Il a pris son arme et appuyé sur la gâchette suite à des escalades verbales. Son camarade a été touché à la tête laissant tout le monde sans voix. Conscient de ses actes et responsabilités, le policier s’est rapidement présenté à son supérieur pour lui faire un rapport de l’incident. Il a été désarmé avant d’être amené à la brigade criminelle (BC) où il sera mis en examen pour homicide.

Corporatisme

Après les constatations, la dépouille du défunt a été transportée à la chambre mortuaire de l’hôpital Joseph RavoahangyAndrianavalona (HJRA) à Ampefiloha.

Sitôt avisé des faits, le ministre de la Sécurité publique (MSP) Fanomezan­tsoa Rodellys Randrianarison a ordonné aux fins limiers d’ouvrir deux enquêtes parallèles, l’une de la BC et l’autre de l’inspection générale de la police nationale (IGPN). « Outre le meurtre, une faute professionnelle a également eu lieu. Selon le ministre, le corporatisme et la complicité au sein de la police nationale sont intolérables au cas où un policier a commis une infraction », communique le service de l’information auprès du MSP.
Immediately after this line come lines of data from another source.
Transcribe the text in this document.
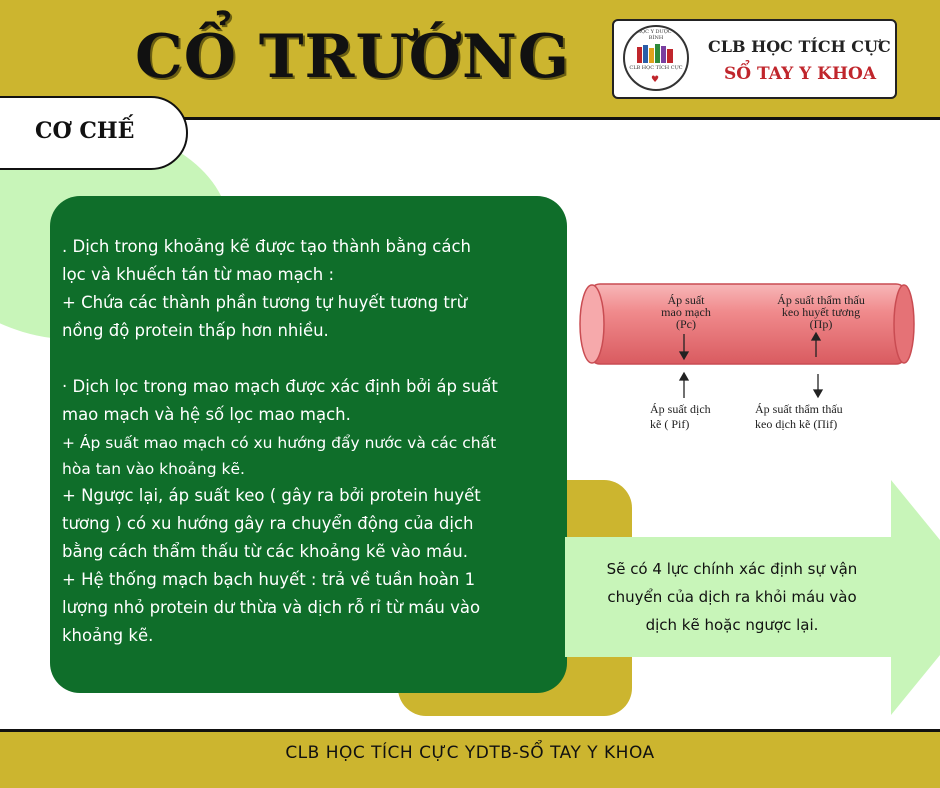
CỔ TRƯỚNG	ĐẠI HỌC Y DƯỢC THÁI BÌNH
CLB HỌC TÍCH CỰC
♥
CLB HỌC TÍCH CỰC
SỔ TAY Y KHOA
CƠ CHẾ
. Dịch trong khoảng kẽ được tạo thành bằng cách
lọc và khuếch tán từ mao mạch :
+ Chứa các thành phần tương tự huyết tương trừ
nồng độ protein thấp hơn nhiều.
· Dịch lọc trong mao mạch được xác định bởi áp suất
mao mạch và hệ số lọc mao mạch.
+ Áp suất mao mạch có xu hướng đẩy nước và các chất
hòa tan vào khoảng kẽ.
+ Ngược lại, áp suất keo ( gây ra bởi protein huyết
tương ) có xu hướng gây ra chuyển động của dịch
bằng cách thẩm thấu từ các khoảng kẽ vào máu.
+ Hệ thống mạch bạch huyết : trả về tuần hoàn 1
lượng nhỏ protein dư thừa và dịch rỗ rỉ từ máu vào
khoảng kẽ.
Áp suất
mao mạch
(Pc)
Áp suất thẩm thấu
keo huyết tương
(Пp)
Áp suất dịch
kẽ ( Pif)
Áp suất thẩm thấu
keo dịch kẽ (Пif)
Sẽ có 4 lực chính xác định sự vận
chuyển của dịch ra khỏi máu vào
dịch kẽ hoặc ngược lại.
CLB HỌC TÍCH CỰC YDTB-SỔ TAY Y KHOA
Ce stagiaire, mis en cause, sera traduit devant le ministère public près du tribunal de première instance d’Antananarivo,après son interrogatoire. Il est donc soumis à des poursuites pénale et administrative. Pour cette seconde procédure, il encourt à un renvoi disciplinaire.

Suite à des informations tenues confidentielles, trois policiers dont un commissaire ont déjà été radiés depuis cette année.Ils ont été poursuivis pour détention de stupéfiant, corruption et complicité dans un crime.